O nome do descobridor do arquipélago dos Açores pode variar de acordo com as fontes usadas ou a sensibilidade de quem as lê. Há quem considere os descobridores dos Açores como o escudeiro de D. Henrique, Diogo de Silves e ainda Diogo de Teive (que descobriu as ilhas do Corvo e das Flores). Mas a importância de Gonçalo Velho Cabral para o estabelecimento português nos Açores é indiscutível.

Antes do povoamentro das ilhas mandou Gonçalo Velho Cabral, em 1432, introduzir gado miúdo. Após essa introdução, e tendo sido constatado que as ilhas eram seguras porque o gado sobreviveu, começou o povoamento das ilhas das quais foi o primeiro capitão-donatário (embora o povoamento sistemático só tenha começado alguns anos mais tarde - Santa Maria, em 1439, e São Miguel, em 1444).
«O Padre Gaspar Frutuoso, cronista micaelense da 2.ª metade do Século XVI, atribui o descobrimento das 7 ilhas dos Açores (ou seja, as ilhas dos Grupos Oriental e Central) a Gonçalo Velho Cabral. Actualmente, essa teoria é negada por alguns historiadores, que julgam que a ter descoberto alguma ilha do arquipélago, terão sido apenas as ilhas do Grupo Oriental.» (Retirado de http://pt.wikipedia.org/wiki/Gon%C3%A7alo_Velho_Cabral

Tenho de agradecer a valiosa ajuda de Daniel de Sá, que cuja companhia e espírito contagiante pude usufruir aquando da minha estada nos Açores, e que me despertou para este tão repetido e incorrecto lugar comum. Já num artigo anterior (Bondade) tive a oportunidade de o recordar, sem o nomear explicitamente.

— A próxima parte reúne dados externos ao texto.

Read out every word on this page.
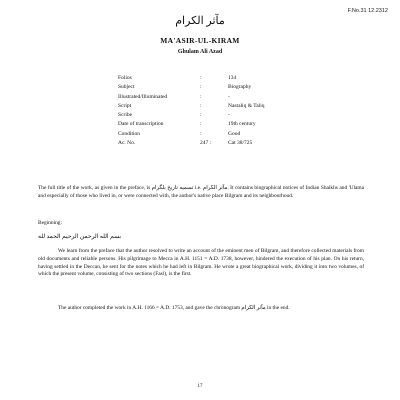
F.No.31 12.2312
مآثر الكرام
MA'ASIR-UL-KIRAM
Ghulam Ali Azad
Folios	:	134
Subject	:	Biography
Illustrated/Illuminated	:	-
Script	:	Nastaliq & Taliq
Scribe	:	-
Date of transcription	:	19th century
Condition	:	Good
Ac. No.	247 :	Cat 38/725

The full title of the work, as given in the preface, is تسمیه تاریخ بلگرام i.e. مآثر الکرام. It contains biographical notices of Indian Shaikhs and 'Ulama and especially of those who lived in, or were connected with, the author's native place Bilgram and its neighbourhood.

Beginning:
بسم الله الرحمن الرحيم الحمد لله

We learn from the preface that the author resolved to write an account of the eminent men of Bilgram, and therefore collected materials from old documents and reliable persons. His pilgrimage to Mecca in A.H. 1151 = A.D. 1738, however, hindered the execution of his plan. On his return, having settled in the Deccan, he sent for the notes which he had left in Bilgram. He wrote a great biographical work, dividing it into two volumes, of which the present volume, consisting of two sections (Fasl), is the first.

The author completed the work in A.H. 1166 = A.D. 1753, and gave the chronogram مآثر الکرام in the end.

17
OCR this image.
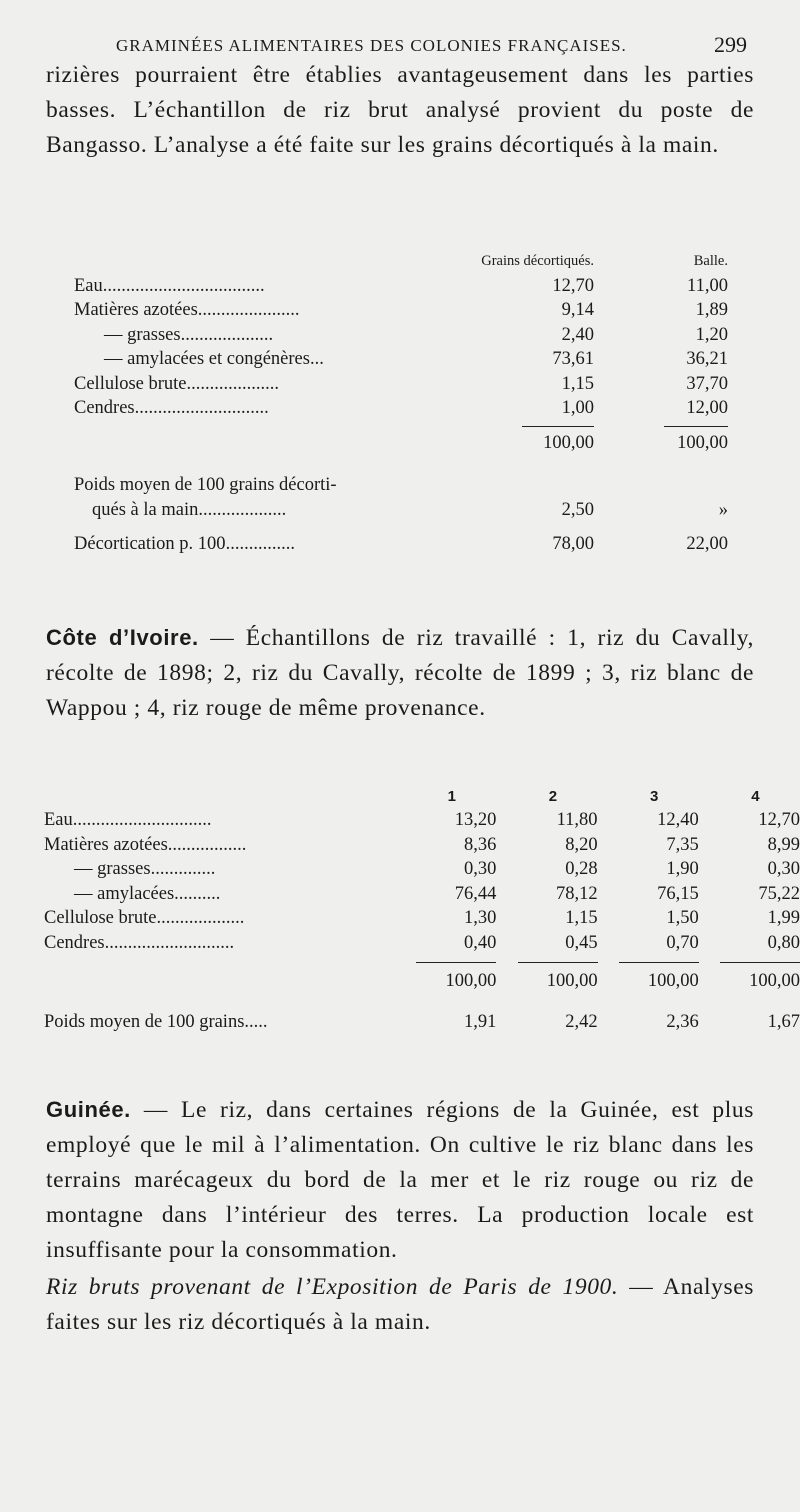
GRAMINÉES ALIMENTAIRES DES COLONIES FRANÇAISES.	299

rizières pourraient être établies avantageusement dans les parties basses. L’échantillon de riz brut analysé provient du poste de Bangasso. L’analyse a été faite sur les grains décortiqués à la main.

	Grains décortiqués.	Balle.
Eau...................................	12,70	11,00
Matières azotées......................	9,14	1,89
— grasses....................	2,40	1,20
— amylacées et congénères...	73,61	36,21
Cellulose brute....................	1,15	37,70
Cendres.............................	1,00	12,00

	100,00	100,00

Poids moyen de 100 grains décorti-		
qués à la main...................	2,50	»

Décortication p. 100...............	78,00	22,00

Côte d’Ivoire. — Échantillons de riz travaillé : 1, riz du Cavally, récolte de 1898; 2, riz du Cavally, récolte de 1899 ; 3, riz blanc de Wappou ; 4, riz rouge de même provenance.

	1	2	3	4
Eau..............................	13,20	11,80	12,40	12,70
Matières azotées.................	8,36	8,20	7,35	8,99
— grasses..............	0,30	0,28	1,90	0,30
— amylacées..........	76,44	78,12	76,15	75,22
Cellulose brute...................	1,30	1,15	1,50	1,99
Cendres............................	0,40	0,45	0,70	0,80

	100,00	100,00	100,00	100,00

Poids moyen de 100 grains.....	1,91	2,42	2,36	1,67

Guinée. — Le riz, dans certaines régions de la Guinée, est plus employé que le mil à l’alimentation. On cultive le riz blanc dans les terrains marécageux du bord de la mer et le riz rouge ou riz de montagne dans l’intérieur des terres. La production locale est insuffisante pour la consommation.

Riz bruts provenant de l’Exposition de Paris de 1900. — Analyses faites sur les riz décortiqués à la main.
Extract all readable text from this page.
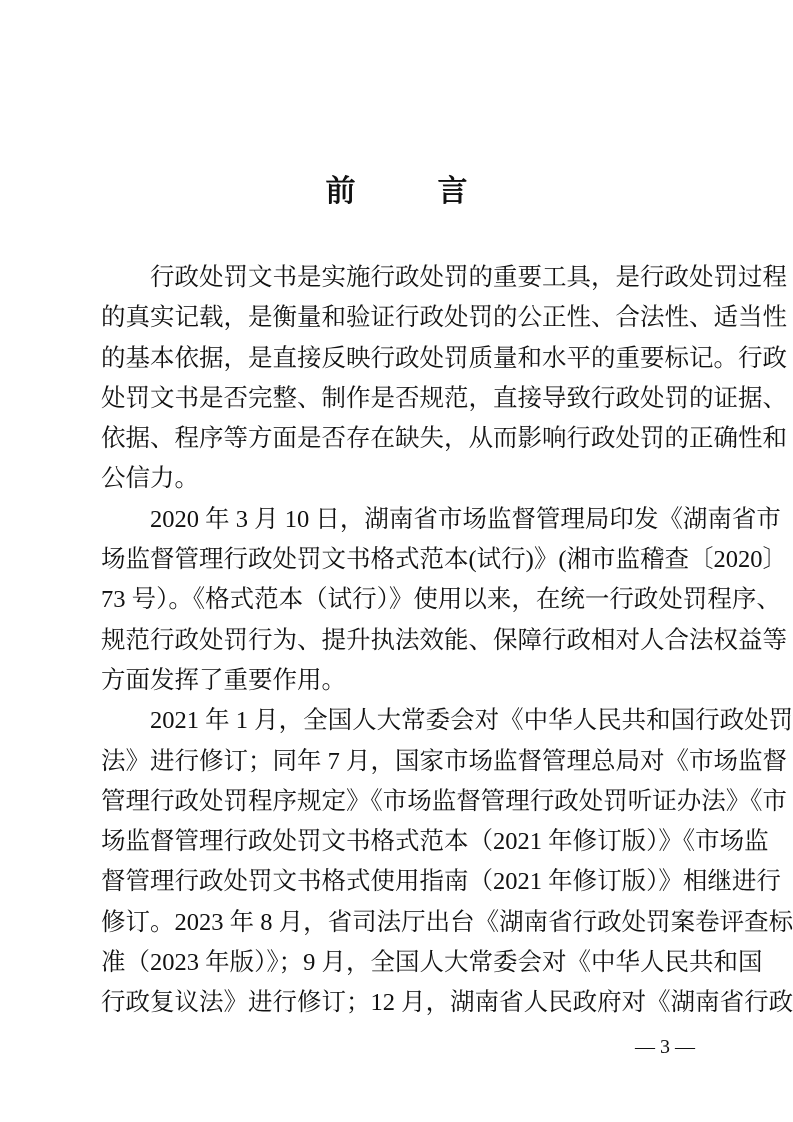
前　言
行政处罚文书是实施行政处罚的重要工具，是行政处罚过程
的真实记载，是衡量和验证行政处罚的公正性、合法性、适当性
的基本依据，是直接反映行政处罚质量和水平的重要标记。行政
处罚文书是否完整、制作是否规范，直接导致行政处罚的证据、
依据、程序等方面是否存在缺失，从而影响行政处罚的正确性和
公信力。
2020 年 3 月 10 日，湖南省市场监督管理局印发《湖南省市
场监督管理行政处罚文书格式范本(试行)》(湘市监稽查〔2020〕
73 号）。《格式范本（试行）》使用以来，在统一行政处罚程序、
规范行政处罚行为、提升执法效能、保障行政相对人合法权益等
方面发挥了重要作用。
2021 年 1 月，全国人大常委会对《中华人民共和国行政处罚
法》进行修订；同年 7 月，国家市场监督管理总局对《市场监督
管理行政处罚程序规定》《市场监督管理行政处罚听证办法》《市
场监督管理行政处罚文书格式范本（2021 年修订版）》《市场监
督管理行政处罚文书格式使用指南（2021 年修订版）》相继进行
修订。2023 年 8 月，省司法厅出台《湖南省行政处罚案卷评查标
准（2023 年版）》；9 月，全国人大常委会对《中华人民共和国
行政复议法》进行修订；12 月，湖南省人民政府对《湖南省行政
— 3 —
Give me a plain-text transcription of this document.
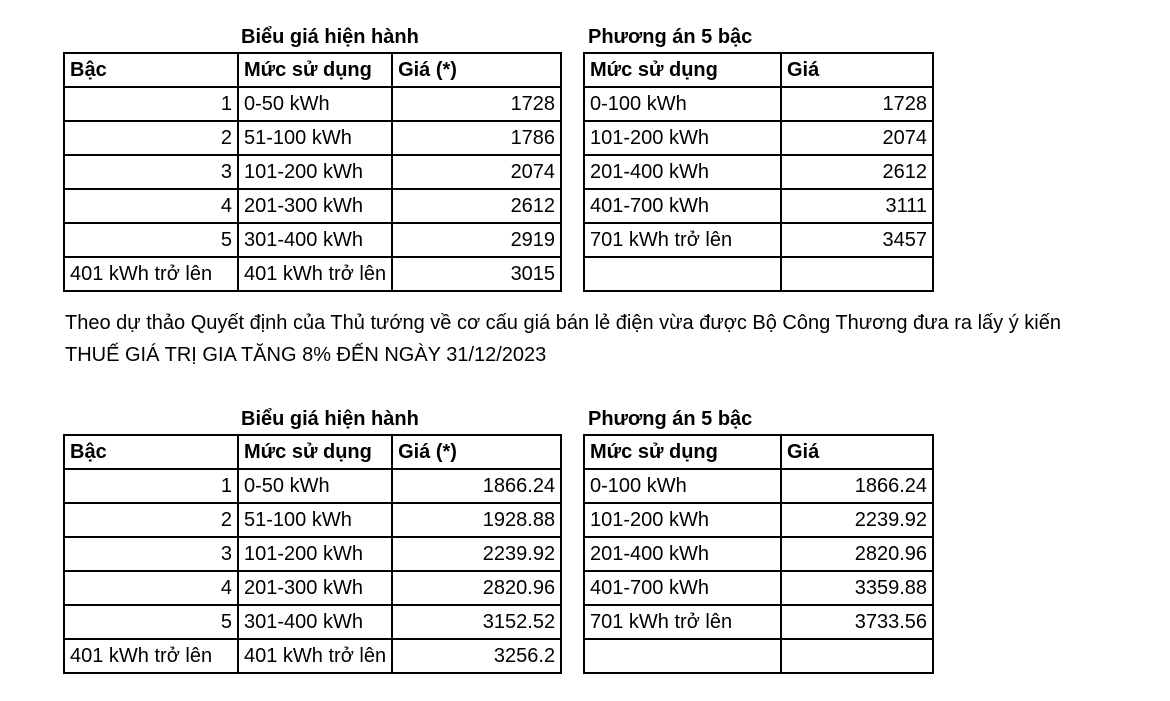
Biểu giá hiện hành	Phương án 5 bậc
Bậc	Mức sử dụng	Giá (*)
1	0-50 kWh	1728
2	51-100 kWh	1786
3	101-200 kWh	2074
4	201-300 kWh	2612
5	301-400 kWh	2919
401 kWh trở lên	401 kWh trở lên	3015
Mức sử dụng	Giá
0-100 kWh	1728
101-200 kWh	2074
201-400 kWh	2612
401-700 kWh	3111
701 kWh trở lên	3457

Theo dự thảo Quyết định của Thủ tướng về cơ cấu giá bán lẻ điện vừa được Bộ Công Thương đưa ra lấy ý kiến
THUẾ GIÁ TRỊ GIA TĂNG 8% ĐẾN NGÀY 31/12/2023
Biểu giá hiện hành	Phương án 5 bậc
Bậc	Mức sử dụng	Giá (*)
1	0-50 kWh	1866.24
2	51-100 kWh	1928.88
3	101-200 kWh	2239.92
4	201-300 kWh	2820.96
5	301-400 kWh	3152.52
401 kWh trở lên	401 kWh trở lên	3256.2
Mức sử dụng	Giá
0-100 kWh	1866.24
101-200 kWh	2239.92
201-400 kWh	2820.96
401-700 kWh	3359.88
701 kWh trở lên	3733.56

Há alguns dias decidi finalmente visitar uma página portuguesa que alguém já me tinha referido. Sendo portuguesa e declarando-se como uma página com a intenção de esclarecer dúvidas da Língua Portuguesa, pareceu-me relevante visitá-la.
Eis que, aberta a dita página (que não mencionarei explicitamente por razões que adiante serão entendidas), sou confrontado com uma dúvida colocada por uma leitor da página, perguntando a origem do topónimo Açores e o «esclarecimento» dado pela página.
Dizia então a supracitada página que o nome advinha da presença das aves de rapina da espécie açor que lá existiam quando os navegadores as descobriram. Daí tambem, indicam seguidamente, o gesto do futebolista Pauleta (de origem açoriana) quando marca golos.
Tal explicação é incorrecta por variadas razões, começando pelo facto de não haver açores nos Açores (apenas uma ave que lá apelidam de Milhafre e que é o símbolo da região). Como se viu o nome provém da santa de devoção do navegador que descobriu o arquipélago, Nossa Senhora do Açor (cujo culto é feito na vila dos Açores, na Beira Alta). Tem a imagem desta santa 2 açores, um em cada ombro.
Fiz-lhe estes esclarecimentos e recebi, um dia ou dois depois, uma resposta provinda dos autores da dita página, dizendo para estar atento aos dias seguintes. Eis que a vou consultar e deparo com um «esclarecimento» mais velho do que as avós de muitos de nós: nos Açores há milhafres e os navegadores foram induzidos em erro na determinação da espécie, chamando-lhes Açores. Nem uma menção a uma origem ligada ao descobridor, nem a uma santa. Fizeram
tabula rasa das informações que lhes prestei. Esta atitude destoa num sítio que tem como objectivo esclarecer e combater lugares comuns. Persistir na verosimilhança e na parecença, sem aprofundar as questões que lhes são levantadas em vez de procurar a veracidade, mantendo-se na repetição do que se ouve dizer em vez do que é de facto não abona nada em favor de uma página que de esclarecimentos tem pouco e que de lugares comuns e pesquisas superficiais parece ter mais.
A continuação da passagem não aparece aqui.